Re: [PATCH] compiler.h: Fix barrier_data() on clang

From: Nick Desaulniers
Date: Wed Oct 14 2020 - 21:20:37 EST


On Wed, Oct 14, 2020 at 2:26 PM Arvind Sankar <nivedita@xxxxxxxxxxxx> wrote:
>
> Commit
> 815f0ddb346c ("include/linux/compiler*.h: make compiler-*.h mutually exclusive")
>
> neglected to copy barrier_data() from compiler-gcc.h into
> compiler-clang.h.

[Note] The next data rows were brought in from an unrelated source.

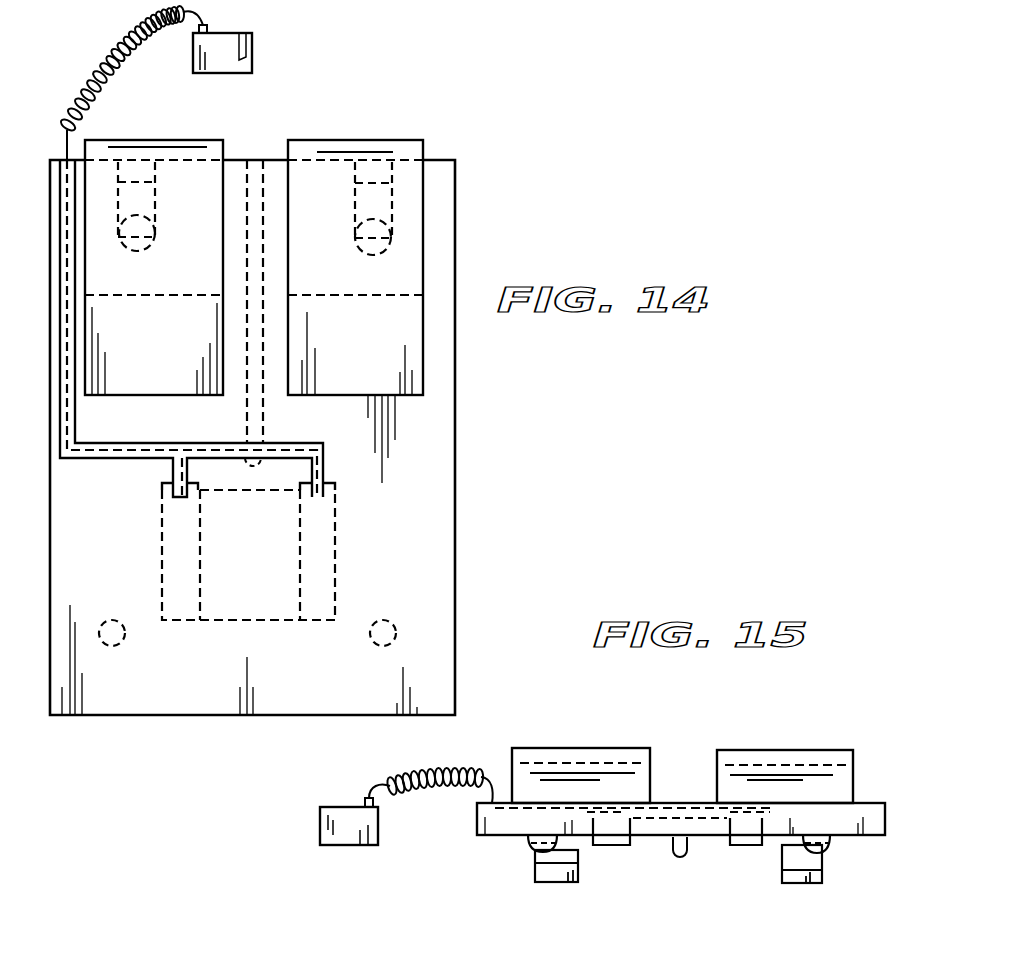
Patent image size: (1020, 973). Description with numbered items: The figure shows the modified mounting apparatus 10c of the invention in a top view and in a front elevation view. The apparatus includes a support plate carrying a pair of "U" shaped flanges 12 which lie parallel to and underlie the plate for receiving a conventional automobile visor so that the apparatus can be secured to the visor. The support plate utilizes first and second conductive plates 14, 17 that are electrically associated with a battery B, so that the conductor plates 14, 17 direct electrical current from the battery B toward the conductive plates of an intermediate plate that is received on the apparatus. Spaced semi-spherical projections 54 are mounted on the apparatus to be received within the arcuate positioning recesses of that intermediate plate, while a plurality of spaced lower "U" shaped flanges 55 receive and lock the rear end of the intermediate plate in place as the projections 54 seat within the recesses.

In FIG. 14, the "U" shaped flange 12 is at (170, 350).
In FIG. 15, the "U" shaped flange 12 is at (717, 778).
In FIG. 14, the first conductive plate 14 is at (256, 551).
In FIG. 14, the second conductive plate 17 is at (178, 517).
In FIG. 14, the semi-spherical projection 54 is at (118, 650).
In FIG. 15, the semi-spherical projection 54 is at (532, 847).
In FIG. 14, the lower "U" shaped flange 55 is at (202, 192).
In FIG. 15, the lower "U" shaped flange 55 is at (558, 878).
In FIG. 15, the modified apparatus 10c is at (871, 796).
In FIG. 14, the battery B is at (253, 52).
In FIG. 15, the battery B is at (347, 835).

The definition in compiler-gcc.h was really to work
> around clang's more aggressive optimization, so this broke
> barrier_data() on clang, and consequently memzero_explicit() as well.
>
> For example, this results in at least the memzero_explicit() call in
> lib/crypto/sha256.c:sha256_transform() being optimized away by clang.
>
> Fix this by moving the definition of barrier_data() into compiler.h.
>
> Also move the gcc/clang definition of barrier() into compiler.h,
> __memory_barrier() is icc-specific (and barrier() is already defined
> using it in compiler-intel.h) and doesn't belong in compiler.h.
>
> Signed-off-by: Arvind Sankar <nivedita@xxxxxxxxxxxx>
> Fixes: 815f0ddb346c ("include/linux/compiler*.h: make compiler-*.h mutually exclusive")

Thanks for the patch! Curious how you spotted this? My mistake for
missing it. Definite difference in the disassembly before/after.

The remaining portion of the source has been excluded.